Ce souvenir est lointain et déjà l’été s’achève.

Beaucoup déplorent la déprime hivernale, mais c’est l’été qui a le don de m’achever. Au collège, je me rappelle les railleries sur les « pauvres qui n’ont pas d’argent et qui ne partent pas en vacances », j’en étais. Chaque rentrée, quelqu’un avait son histoire d’amour estivale à raconter, je n’en n’ai jamais eue. Un jour chaud d’Août, le téléphone a sonné pour m’annoncer que quelqu’un, quelqu’un de jeune et plein de fougue avait sauté du douzième étage.

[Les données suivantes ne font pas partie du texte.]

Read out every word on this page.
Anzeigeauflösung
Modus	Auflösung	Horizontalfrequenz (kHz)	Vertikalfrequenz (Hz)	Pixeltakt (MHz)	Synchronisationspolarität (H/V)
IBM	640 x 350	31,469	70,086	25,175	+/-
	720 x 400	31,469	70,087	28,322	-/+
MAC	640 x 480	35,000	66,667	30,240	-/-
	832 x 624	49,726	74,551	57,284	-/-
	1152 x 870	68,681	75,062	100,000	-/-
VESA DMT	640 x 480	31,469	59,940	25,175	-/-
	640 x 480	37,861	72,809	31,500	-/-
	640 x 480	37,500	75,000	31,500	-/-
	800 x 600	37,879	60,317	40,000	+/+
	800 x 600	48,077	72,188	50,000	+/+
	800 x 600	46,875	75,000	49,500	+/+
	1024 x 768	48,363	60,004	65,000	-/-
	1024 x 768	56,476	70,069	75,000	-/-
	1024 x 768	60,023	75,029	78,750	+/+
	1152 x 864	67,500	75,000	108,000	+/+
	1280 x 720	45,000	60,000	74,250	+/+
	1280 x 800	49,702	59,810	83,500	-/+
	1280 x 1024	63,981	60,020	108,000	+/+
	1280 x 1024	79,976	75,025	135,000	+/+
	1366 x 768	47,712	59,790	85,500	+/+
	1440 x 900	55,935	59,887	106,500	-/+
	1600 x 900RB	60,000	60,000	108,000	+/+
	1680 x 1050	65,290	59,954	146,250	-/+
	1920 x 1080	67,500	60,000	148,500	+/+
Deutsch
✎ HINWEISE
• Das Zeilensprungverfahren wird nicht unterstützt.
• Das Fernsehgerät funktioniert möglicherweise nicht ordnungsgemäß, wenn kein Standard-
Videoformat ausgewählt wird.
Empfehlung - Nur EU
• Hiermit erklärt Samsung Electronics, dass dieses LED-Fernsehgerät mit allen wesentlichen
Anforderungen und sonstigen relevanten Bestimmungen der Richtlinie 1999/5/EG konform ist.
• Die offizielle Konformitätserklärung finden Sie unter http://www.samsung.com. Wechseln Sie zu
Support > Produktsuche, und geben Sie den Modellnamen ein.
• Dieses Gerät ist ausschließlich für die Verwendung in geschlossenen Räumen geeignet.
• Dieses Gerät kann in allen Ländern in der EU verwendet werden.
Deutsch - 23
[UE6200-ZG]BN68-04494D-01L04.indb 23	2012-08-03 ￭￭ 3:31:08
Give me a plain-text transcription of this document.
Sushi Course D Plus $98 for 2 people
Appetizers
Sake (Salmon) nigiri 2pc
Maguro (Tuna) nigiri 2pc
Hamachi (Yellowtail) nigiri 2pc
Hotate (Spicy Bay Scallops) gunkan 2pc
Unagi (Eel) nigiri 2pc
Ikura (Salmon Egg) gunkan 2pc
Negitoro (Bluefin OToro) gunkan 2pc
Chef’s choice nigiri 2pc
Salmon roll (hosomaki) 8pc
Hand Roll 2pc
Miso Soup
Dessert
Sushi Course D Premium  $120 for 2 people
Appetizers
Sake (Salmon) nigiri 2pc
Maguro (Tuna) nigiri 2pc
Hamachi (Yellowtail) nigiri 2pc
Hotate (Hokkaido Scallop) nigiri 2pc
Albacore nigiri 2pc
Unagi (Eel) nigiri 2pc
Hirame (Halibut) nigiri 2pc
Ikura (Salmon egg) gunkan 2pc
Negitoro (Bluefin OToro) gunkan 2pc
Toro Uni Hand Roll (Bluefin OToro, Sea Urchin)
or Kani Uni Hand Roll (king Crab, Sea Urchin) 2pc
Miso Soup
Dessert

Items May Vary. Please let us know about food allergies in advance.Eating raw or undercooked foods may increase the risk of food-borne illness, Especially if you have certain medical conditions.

Annie Ernaux a écrit que les étés sont grandioses jusqu’à nos vingt-cinq ans, mon vingt-cinquième été, je l’ai passé dans une chambre médicalisée, sous traitement anti-dépresseurs lourd. L’été est apparemment une période si intense que l’on ne peut réellement capturer ses couleurs, c’est pourquoi le noir et blanc. L’été est une chanson de Зоопа́рк, ma chanson préférée, elle dit qu’une comète va nous écraser mais qu’il faut l’accepter. L’été est une angoisse avec laquelle j’essaye de concilier.